O nevoeiro dá-lhes um toque de mistério. A chuva, o frio acentuam a realidade.
Não se vêm cafés, letreiros de pequenos comércios, não me lembro ver uma escola aberta.
Não se vêm pessoas nas ruas, de vez em quando umas capuchinhas e no entanto…
Atrás das portas há um pequeno mundo.
O gado ficou por hora no curral, os rebanhos irrompem nas ruas ao meio da tarde. Ouvimos os chocalhos, o tamanquear na calçada.
Fazendo face às necessidades, devido em parte ao isolamento e às difíceis condições climatéricas é possível cruzar ainda mãos tão hábeis como o Senhor João, tamanqueiro de Baltar. No povoado aqueles pés adaptaram as botas de caminhar com solado de madeira. Não há melhor calçado, chancas ou tamancos, para isolar do frio e da humidade.











30 mars 2011 at 9:30
Botas de caminhada com sola de tamanco? Excelente!!
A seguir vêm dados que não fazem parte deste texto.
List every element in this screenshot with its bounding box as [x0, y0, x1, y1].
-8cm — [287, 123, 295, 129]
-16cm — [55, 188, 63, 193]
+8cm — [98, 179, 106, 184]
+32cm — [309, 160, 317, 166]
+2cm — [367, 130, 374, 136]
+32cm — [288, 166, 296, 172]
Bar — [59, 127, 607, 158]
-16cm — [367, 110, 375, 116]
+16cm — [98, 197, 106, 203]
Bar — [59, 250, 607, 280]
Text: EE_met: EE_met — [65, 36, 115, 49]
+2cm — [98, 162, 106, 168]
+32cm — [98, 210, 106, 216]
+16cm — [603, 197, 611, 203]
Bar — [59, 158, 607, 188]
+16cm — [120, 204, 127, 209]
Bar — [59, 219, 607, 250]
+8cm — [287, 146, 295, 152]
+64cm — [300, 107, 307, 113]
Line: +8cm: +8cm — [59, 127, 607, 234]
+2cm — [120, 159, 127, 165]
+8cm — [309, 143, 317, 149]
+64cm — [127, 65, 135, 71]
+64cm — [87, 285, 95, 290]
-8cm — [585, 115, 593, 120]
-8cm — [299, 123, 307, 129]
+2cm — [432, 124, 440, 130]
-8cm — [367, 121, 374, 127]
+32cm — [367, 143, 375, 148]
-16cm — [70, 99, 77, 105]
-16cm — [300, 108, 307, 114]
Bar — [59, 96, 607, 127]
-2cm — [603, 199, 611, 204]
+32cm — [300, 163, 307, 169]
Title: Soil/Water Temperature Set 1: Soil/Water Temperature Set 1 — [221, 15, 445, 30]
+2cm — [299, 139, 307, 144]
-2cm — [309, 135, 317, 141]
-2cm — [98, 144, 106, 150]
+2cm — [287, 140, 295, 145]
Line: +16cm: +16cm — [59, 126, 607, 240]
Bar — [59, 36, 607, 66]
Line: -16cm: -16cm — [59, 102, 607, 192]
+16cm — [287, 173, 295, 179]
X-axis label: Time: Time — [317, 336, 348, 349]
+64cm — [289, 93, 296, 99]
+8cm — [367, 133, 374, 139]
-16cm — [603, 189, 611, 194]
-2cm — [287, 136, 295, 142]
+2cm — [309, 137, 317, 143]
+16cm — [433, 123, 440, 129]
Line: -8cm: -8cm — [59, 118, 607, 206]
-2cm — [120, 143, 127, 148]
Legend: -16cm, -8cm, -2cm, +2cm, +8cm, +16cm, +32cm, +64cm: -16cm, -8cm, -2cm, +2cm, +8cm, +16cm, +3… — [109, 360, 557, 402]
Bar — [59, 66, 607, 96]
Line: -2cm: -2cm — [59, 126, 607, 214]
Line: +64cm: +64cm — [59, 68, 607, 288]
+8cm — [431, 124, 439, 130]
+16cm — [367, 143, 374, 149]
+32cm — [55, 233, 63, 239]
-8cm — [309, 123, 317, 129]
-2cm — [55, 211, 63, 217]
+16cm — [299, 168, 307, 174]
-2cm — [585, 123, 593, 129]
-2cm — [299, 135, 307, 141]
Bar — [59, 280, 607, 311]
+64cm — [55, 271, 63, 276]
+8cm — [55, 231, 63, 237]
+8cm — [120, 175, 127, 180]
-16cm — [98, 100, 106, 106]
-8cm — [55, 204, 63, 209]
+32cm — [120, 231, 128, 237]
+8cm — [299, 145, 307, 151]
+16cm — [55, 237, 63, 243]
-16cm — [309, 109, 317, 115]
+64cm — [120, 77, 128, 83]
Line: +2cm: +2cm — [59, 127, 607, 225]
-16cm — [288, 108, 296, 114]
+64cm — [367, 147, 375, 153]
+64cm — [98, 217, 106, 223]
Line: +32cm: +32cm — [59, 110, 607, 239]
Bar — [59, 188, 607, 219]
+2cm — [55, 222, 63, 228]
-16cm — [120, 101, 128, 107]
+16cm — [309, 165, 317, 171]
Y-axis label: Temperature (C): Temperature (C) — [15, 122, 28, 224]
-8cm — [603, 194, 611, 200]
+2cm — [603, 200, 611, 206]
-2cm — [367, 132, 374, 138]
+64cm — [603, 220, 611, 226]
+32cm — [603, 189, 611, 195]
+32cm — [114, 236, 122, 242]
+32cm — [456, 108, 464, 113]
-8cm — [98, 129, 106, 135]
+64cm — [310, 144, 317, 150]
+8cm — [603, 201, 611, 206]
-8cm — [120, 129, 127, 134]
A ver se este fim-de-semana encontro um tamanqueiro tão habilidoso como esse, embora não tenha grande esperança de encontrar botas dessas. :D
31 mars 2011 at 8:55
[...] de não terem a qualidade das da Diane, não resisto a mostrar algumas fotografias que tirei em Baltar na oficina do Sr. João, [...]
1 avril 2011 at 12:27
Adorei as fotos o texto!
É curioso que esta semana o meu pai me contou que os amieiros que tem (que limpar) na Quinta, eram escolhidos e preservados pelo meu avô, porque havia um Tamanqueiro de outra terra que vinha buscá-los para os seus belos Tamancos! Isto serviu de mais um mote de conversa sobre como era no tempo dele de criança… histórias que não me canso de ouvir…
2 avril 2011 at 9:28
Que tamancas mais lindas! Diane, tu encontras o mundo real, é um prazer ver o que vês! Beijinhos.
4 avril 2011 at 7:48
Tão interessante e que bonitos que são os tamancos. As pintinhas pretas na última fotografia são os furos dos pregos? E já agora quanto tempo demora o Sr João a fazer um par?